One way of thinking about AI companies is that they’re in the business of getting big model performance at small model prices. You can always get exceptional performance from a top-of-the line LLM, but it’s really hard to build businesses around that performance because the model is scarce. For example today you might get really good performance on a task by using Claude Opus 4.5, but if you tried to build a business around it you’d run into two problems. First the model is expensive enough that your margins would be very poor, but more importantly the rate limits on the model will be too low to support a scaling business. If your product is successful you’ll end up hitting those rate limits and need to downgrade to a cheaper model with more generous limits.

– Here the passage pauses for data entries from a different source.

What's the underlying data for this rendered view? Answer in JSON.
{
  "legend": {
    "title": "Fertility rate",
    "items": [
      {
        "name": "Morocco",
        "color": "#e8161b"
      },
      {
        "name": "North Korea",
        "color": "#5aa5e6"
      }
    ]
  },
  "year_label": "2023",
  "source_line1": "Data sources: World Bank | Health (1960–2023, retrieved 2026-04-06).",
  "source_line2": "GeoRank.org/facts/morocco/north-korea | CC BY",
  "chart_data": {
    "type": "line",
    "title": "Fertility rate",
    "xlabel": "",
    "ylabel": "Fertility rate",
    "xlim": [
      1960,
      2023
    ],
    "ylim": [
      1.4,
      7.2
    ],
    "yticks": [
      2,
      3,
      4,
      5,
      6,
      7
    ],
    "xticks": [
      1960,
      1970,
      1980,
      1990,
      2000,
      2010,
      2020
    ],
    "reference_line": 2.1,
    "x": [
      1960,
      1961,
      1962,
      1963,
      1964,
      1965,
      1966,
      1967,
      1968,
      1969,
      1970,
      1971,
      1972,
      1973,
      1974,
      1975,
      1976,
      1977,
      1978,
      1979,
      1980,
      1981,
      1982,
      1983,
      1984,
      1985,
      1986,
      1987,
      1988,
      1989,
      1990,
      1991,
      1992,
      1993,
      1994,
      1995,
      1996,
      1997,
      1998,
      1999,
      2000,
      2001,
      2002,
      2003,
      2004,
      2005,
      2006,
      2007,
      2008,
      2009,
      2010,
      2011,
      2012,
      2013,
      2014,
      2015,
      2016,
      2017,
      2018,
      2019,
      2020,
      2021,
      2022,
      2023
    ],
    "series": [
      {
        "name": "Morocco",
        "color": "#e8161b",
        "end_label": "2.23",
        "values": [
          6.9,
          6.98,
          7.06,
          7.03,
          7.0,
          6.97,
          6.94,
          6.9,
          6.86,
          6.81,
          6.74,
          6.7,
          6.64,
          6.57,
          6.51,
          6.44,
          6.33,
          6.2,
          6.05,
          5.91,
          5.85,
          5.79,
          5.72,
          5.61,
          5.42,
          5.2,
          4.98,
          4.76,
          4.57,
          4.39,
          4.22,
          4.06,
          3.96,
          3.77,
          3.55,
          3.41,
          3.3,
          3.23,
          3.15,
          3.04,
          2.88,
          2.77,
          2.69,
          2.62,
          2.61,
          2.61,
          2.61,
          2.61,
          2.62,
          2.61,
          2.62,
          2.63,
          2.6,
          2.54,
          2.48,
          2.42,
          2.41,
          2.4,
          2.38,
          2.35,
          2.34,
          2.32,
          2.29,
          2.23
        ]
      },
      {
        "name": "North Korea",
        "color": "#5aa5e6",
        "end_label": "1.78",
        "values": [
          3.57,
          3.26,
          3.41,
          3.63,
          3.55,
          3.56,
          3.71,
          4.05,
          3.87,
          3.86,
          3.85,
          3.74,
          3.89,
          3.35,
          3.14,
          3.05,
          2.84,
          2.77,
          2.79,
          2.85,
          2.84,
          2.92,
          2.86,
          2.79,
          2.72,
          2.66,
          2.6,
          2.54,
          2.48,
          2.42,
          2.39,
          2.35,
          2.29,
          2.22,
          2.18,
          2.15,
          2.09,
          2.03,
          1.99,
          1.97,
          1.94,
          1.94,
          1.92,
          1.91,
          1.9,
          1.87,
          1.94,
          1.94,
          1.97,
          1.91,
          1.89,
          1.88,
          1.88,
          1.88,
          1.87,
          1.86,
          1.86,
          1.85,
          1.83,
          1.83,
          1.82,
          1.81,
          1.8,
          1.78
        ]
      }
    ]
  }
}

This is what is usually happening when you notice that your AI product has gotten really stupid all of the sudden. It’s not usually that the core model has degraded, but that there’s enough traffic that someone has hit a rate limit somewhere and rerouted queries to a less performant model.

The solution is to find ways to use cheap, abundant models to do the job of the big scarce model. For this work you need to have a process for quantifying the performance of the model and you need to be able to measure that performance easily and often.

The competitive question here is again whether you are better at evaluating model performance in your domain than the foundation labs or your customers. If so, you have a durable way of adding value by confirming that model A is just as good as model B. If not, you’re likely going to be replaced.

Some good questions you can ask about confirmation are:

Do the domain experts work for your company?
Do you have fast, automated ways of collecting evaluation data?
Do you have the best understanding of what correctness means in this domain?
Are you better able to invest in evaluation data than other firms?

Conclusion

All of this should probably make you a bit gloomy about many AI startups because they don’t own the context and they can’t confirm results. I have found that this framework has been an arrow against misfortune and has helped me cut through the hype and see whether a particular project is actually durable.